An evergreen shrub or tree, up to 40 ft high, with a pinkish, flaking bark. Leaves leathery, oblanceolate to obovate, rounded to obtuse at the apex, narrowed to a roundish or slightly cordate base, 3 to 7 in. long, 1 to 2 in. wide, glabrous on both sides; petiole up to 1 in. long. Flowers in a terminal cluster of ten to twelve; pedicels 3⁄8 to 5⁄8 in. long, eglandular. Calyx cup-like, undulate, up to 5⁄8 in. long. Corolla tubular-campanulate, five-lobed, fleshy, up to 13⁄4 in. long, pink, spotted, with five nectar-pouches at the base. Ovary eglandular (but see below); style glabrous. (s. and ss. Thomsonii)

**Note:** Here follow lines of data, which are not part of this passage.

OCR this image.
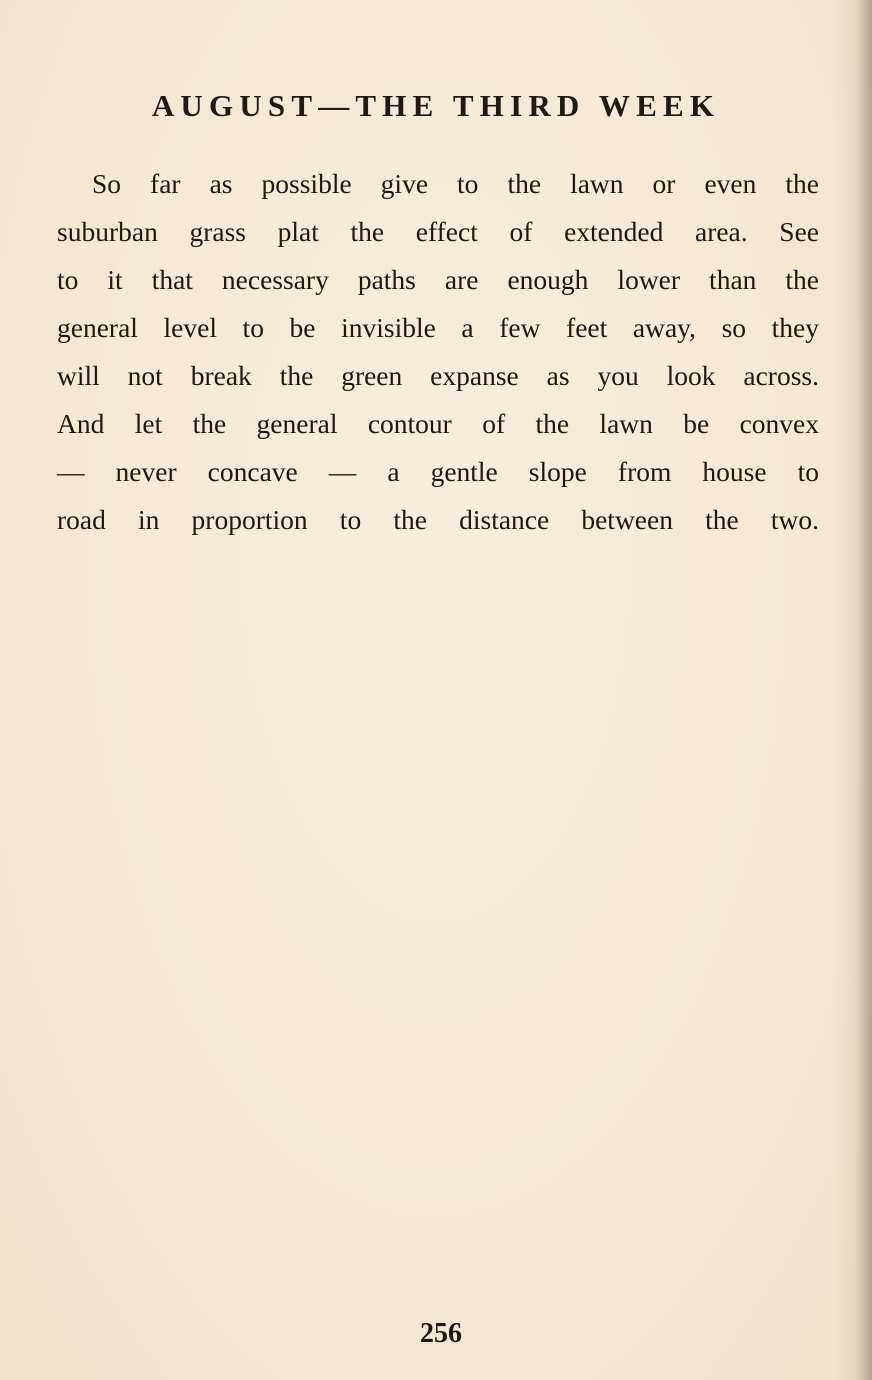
AUGUST—THE THIRD WEEK
So far as possible give to the lawn or even the
suburban grass plat the effect of extended area. See
to it that necessary paths are enough lower than the
general level to be invisible a few feet away, so they
will not break the green expanse as you look across.
And let the general contour of the lawn be convex
— never concave — a gentle slope from house to
road in proportion to the distance between the two.

256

R. hylaeum was discovered by Farrer in 1920 on the Chawchi pass, on the border between Burma and Yunnan, and was introduced by Forrest and by Kingdon Ward in 1924. Forrest’s seed was collected near the type-locality (F.24660), but the seed sent home by Kingdon Ward (KW 6401) was taken from a fruiting branch collected by one of his bearers near Pemakochung at the head of the Tsangpo gorge. It is also in cultivation from seeds collected in the Seinghku valley, north-west Burma (KW 6833).
R. hylaeum is an uncommon species, but is quite hardy south of London in a sheltered place. It is handsome in foliage and bark, but otherwise of no ornamental value. Although the ovary in R. hylaeum is said by Cowan and Davidian to be always eglandular, it is glandular in some cultivated plants, which would therefore come out in their key as R. eclecteum, some forms of which resemble R. hylaeum in flower, though the typical variety of R. eclecteum is very distinct from it in foliage.